Consumer minister Kelly Tolhurst referred to the move as 'unprecedented', as she signalled the government action.
This comes more than three-and-a-half years on from a Which? investigation revealing that Whirlpool tumble dryers had caused 750 fires in the previous 11 years.
Which? research revealed the scale of the problem, which affects 127 Hotpoint, Indesit, Creda, Swan and Proline vented and condenser tumble dryers made between April 2004 and October 2015.
The government's announcement today follows the publication of the Office for Product Safety and Standards report into Whirlpool dryer fires in April 2019.
The consumer minister told the House of Commons today that 'consumer safety is a government priority.'
Her comments came in response to a question from former consumer minister, Andrew Griffiths, who told the house: 'The Office for Product Safety and Standards undertook a thorough review into the modification of Whirlpool tumble dryers, yet there still remains great concern not only about the straightness of Whirlpool, but whether people have unsafe products in their homes.'
When the extent of the fire-risk tumble dryers problem was first revealed, Whirlpool refused to name the affected dryers.
The manufacturer instead referred owners online to check their model and register for a repair.
Whirlpool also advised consumers to carry on using their machines for more than a year after the safety problem was discovered.
It wasn't until Which? commenced the formal process to judicially review Trading Standards' handling of the fire-dryer issue in December 2016, that Whirlpool and Trading Standards finally changed their advice and told customers to stop using and unplug affected dryers.
A Whirlpool Corporation spokeswoman said: 'The crucial message to anyone who still owns an affected dryer and has not already had it modified by Whirlpool is to contact us immediately on 0800 151 0905.
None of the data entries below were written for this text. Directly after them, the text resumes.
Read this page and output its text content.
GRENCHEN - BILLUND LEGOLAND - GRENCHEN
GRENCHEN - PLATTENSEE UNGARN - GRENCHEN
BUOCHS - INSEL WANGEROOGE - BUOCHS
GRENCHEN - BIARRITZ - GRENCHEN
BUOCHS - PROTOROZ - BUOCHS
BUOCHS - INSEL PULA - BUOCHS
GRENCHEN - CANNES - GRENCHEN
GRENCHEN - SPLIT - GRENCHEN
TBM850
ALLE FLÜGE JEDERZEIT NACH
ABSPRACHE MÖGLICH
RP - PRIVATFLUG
David Chaplin, Which? head of campaigns, said: 'People's lives have been put at risk for far too long so it's a hugely significant step that these machines are set to be recalled.
'But there will be serious questions if this recall only addresses the 500,000 unmodified machines that Whirlpool has already struggled to locate.
'The Government must urgently explain what it is going to do about the millions of modified machines still in people's homes, following serious concerns that have been raised by people who have experienced fires, smoke and burning despite the so-called fix.